Since I haven’t been chilling at the JEA Senior Lunch Bunch as of late, I’ve been needing an opportunity to get my fix of Savannah’s hilarious yentas.
Unforch, the mah-jong club doesn’t fit into my schedule, so I decided on the next best place to find hip, happenin’ Jewish ladies who call my (almost) 40 year-old punim a “baby face”: A Hadassah meeting.
Before yesterday, this is what I knew about
1. That it’s an international organization founded in 1912 to raise money to build hospitals and schools and scientific research facilities in Israel (including the colossal Sarah Wetsman Davidson Tower that aims to serve and heal all citizens, regardless of religion or ethnicity, to be dedicated in 2012.)
2. That Academy Award-winning actress Natalie Portman is its fabulous spokeswoman. (And while we’re here, a rousing “Mazel Tov” to Natalie on the birth of her baby boy on June 14! There has been a flurry of speculation on whether she and her fiancé, Benjamin Millepied—the man of a thousand feets—will raise their child Jewishly, BUT an absolute dearth of news on the child’s name and whether a bris took place on June 22. Has Nat—*gasp*—joined the ranks of the meshuggehneh intactivists?! Kinehora!)

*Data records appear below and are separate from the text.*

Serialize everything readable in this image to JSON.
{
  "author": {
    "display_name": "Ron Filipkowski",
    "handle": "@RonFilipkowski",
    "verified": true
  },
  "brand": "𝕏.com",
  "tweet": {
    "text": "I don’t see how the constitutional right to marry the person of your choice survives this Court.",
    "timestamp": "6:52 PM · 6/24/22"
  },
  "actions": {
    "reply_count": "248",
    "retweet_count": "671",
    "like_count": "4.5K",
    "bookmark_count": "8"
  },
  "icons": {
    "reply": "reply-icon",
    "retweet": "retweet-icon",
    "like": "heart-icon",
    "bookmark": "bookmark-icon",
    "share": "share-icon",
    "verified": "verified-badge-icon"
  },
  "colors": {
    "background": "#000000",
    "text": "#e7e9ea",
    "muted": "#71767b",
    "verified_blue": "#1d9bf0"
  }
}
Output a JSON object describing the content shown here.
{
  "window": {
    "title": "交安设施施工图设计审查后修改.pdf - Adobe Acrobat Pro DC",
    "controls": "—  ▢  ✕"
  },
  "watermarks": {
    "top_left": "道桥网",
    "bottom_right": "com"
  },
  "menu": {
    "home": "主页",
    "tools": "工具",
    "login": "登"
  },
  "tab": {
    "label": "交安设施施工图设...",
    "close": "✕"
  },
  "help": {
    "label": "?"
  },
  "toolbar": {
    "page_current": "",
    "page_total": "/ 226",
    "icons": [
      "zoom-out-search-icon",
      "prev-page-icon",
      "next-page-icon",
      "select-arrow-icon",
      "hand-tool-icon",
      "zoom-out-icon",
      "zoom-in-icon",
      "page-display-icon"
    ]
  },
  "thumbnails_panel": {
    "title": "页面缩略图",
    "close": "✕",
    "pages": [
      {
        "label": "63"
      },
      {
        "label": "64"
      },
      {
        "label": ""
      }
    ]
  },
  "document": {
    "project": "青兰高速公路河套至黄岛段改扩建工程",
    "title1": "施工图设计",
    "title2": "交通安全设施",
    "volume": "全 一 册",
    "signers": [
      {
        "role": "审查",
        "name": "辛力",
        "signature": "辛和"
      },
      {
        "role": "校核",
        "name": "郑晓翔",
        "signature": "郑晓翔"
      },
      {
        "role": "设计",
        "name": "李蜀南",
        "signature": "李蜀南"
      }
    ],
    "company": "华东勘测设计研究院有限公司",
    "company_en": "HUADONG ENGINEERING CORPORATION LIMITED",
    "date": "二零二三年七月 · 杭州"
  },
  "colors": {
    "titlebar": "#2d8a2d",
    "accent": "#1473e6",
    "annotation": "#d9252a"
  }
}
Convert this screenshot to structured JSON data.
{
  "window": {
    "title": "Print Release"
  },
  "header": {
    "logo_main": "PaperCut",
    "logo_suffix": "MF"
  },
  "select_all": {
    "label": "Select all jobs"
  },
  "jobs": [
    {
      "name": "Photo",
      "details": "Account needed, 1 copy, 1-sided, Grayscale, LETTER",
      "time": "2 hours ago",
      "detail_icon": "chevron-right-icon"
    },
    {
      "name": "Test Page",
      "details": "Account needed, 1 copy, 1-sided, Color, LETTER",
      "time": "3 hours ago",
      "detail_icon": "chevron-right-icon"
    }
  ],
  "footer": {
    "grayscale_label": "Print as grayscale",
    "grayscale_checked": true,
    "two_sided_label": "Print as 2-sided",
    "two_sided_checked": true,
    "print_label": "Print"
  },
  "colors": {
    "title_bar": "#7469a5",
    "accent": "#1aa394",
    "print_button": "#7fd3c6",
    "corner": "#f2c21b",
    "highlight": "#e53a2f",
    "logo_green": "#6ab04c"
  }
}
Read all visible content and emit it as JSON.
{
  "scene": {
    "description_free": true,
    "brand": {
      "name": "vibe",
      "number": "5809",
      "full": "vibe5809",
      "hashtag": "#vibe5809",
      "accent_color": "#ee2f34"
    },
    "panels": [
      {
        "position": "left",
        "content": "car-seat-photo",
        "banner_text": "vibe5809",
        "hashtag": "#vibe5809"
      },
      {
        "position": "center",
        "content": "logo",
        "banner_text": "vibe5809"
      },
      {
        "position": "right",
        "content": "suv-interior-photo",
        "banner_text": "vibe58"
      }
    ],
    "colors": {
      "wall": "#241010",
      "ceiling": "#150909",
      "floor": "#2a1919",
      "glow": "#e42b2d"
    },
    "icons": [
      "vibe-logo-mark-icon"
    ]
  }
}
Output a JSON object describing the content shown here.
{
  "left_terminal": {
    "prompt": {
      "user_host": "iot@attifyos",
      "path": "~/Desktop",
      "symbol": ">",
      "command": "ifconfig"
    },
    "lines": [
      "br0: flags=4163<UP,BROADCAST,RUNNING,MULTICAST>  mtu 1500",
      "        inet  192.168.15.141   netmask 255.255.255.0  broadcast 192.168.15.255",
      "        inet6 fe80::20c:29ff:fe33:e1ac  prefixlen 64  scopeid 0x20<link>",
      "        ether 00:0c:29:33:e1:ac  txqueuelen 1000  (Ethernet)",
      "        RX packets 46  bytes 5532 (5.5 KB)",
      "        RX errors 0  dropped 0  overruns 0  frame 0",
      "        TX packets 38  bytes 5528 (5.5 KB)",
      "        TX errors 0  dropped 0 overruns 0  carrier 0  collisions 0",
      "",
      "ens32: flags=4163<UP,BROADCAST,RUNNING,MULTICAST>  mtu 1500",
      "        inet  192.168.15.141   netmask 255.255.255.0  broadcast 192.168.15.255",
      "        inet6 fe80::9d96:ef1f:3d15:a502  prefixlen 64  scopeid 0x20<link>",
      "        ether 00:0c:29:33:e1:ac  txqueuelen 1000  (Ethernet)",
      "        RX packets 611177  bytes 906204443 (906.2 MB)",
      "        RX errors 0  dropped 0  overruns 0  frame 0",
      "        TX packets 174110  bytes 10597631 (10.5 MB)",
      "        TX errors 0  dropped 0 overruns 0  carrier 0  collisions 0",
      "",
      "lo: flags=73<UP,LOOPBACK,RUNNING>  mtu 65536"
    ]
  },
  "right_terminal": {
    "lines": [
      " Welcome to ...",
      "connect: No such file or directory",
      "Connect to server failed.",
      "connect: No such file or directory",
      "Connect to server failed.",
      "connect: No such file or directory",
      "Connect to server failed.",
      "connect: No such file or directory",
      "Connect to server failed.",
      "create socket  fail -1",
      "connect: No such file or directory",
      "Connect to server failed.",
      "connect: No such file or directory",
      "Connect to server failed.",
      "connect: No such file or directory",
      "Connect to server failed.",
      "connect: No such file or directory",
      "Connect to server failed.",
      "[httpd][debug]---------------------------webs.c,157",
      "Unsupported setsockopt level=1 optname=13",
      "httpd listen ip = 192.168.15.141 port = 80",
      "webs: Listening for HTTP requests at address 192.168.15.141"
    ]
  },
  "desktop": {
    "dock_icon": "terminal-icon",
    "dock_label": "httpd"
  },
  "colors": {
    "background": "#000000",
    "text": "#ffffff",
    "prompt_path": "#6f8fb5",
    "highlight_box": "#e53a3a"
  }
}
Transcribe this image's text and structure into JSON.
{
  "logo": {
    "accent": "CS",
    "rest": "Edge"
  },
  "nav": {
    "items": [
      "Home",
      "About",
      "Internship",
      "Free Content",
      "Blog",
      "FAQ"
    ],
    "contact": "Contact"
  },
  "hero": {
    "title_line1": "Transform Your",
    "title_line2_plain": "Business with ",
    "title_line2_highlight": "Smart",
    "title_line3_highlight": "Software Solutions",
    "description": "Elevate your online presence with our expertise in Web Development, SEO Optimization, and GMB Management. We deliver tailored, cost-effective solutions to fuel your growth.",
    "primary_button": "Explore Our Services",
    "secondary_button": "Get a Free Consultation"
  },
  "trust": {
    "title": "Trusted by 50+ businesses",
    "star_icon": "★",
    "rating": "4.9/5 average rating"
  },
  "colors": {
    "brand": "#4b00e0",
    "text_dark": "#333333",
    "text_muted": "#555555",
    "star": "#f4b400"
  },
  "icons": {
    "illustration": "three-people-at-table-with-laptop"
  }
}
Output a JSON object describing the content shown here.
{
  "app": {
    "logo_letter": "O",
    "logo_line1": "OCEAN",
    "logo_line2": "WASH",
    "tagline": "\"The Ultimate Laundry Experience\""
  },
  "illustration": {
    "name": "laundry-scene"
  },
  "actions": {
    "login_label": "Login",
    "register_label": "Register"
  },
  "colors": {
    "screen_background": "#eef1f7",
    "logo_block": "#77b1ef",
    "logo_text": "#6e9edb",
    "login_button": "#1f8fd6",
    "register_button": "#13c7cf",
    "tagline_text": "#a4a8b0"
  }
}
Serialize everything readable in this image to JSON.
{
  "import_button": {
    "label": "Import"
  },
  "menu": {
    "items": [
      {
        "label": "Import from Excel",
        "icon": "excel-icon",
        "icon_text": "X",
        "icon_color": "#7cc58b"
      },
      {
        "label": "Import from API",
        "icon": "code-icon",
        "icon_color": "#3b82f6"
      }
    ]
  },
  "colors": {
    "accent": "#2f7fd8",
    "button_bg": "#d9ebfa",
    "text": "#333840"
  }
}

3. That current Hadassah president, Nancy Falchuk, should have her own monument on Mount Scopus not only for the incredible job she’s done raising funds and awareness for the cause during her term but also for giving birth to Brad Falchuk, who in turn has given birth to the greatest TV show ever introduced to humankind, Glee.
4. That my favorite strawberry-haired Savannah yenta, Beezy, hits up my father-in-law every year to buy tickets to the local fundraiser even though my mother-in-law, a longtime member, can no longer attend. (Yes, OF COURSE he writes a check, because you don’t say no to Beezy.)
I never really thought of Hadassah as a place for me, ’cause let’s face it, I’m no big donor. In fact, I only joined this year because it was a requirement of Yenta Boy’s camp application. But after checking out the breadth of the projects and the commitment to compassion and peace, I feel like I’ve joined the ranks of a group of powerful Jewish women who get sh*t DONE. For 100 years come 2012, Hadassah has been a sorority of service—not such a bad place to put a few hours and dollars towards the greater good.
(I must admit I had a bit of wardrobe crisis deciding what to wear to my first Hadassah meeting. I’d been in my dreck gardening clothes all day and wanted something cool and flowy yet festive, but I thought my traditional African lappa might be too much for Beezy. I finally grabbed a zebra-print wrap dress my mother snuck into my suitcase on my last visit to Scottsdale. Turns out my fashion intuition was spot-on: Not only was I not the only animal in the room, but I was joined by a virtual safari of a leopard vest, another zebra in jacket form and a jungle motif that included a large red parrot. You can always count on the Jewish ladies to bring the wild.)
As part of my first efforts to my new cause, I must tell you that Hadassah is running a $100 lifetime membership special to celebrate its 100 year anniversary. Such a bargain! Many ladies are even making their daughters and granddaughters lifetime members to instill the spirit of service in the generations coming up. (Of course, this may prove to be a poor strategy later down the line when all the Jewish women under 40 are already Hadassah members, but it’s certainly beefing up the membership call lists now.)
So I encourage y’all to come join for life—animal prints are not required. Just our presence for now is enough to make a difference.
And if I find a way to get my Thursday mornings free, I promise to donate all my mah-jongg winnings.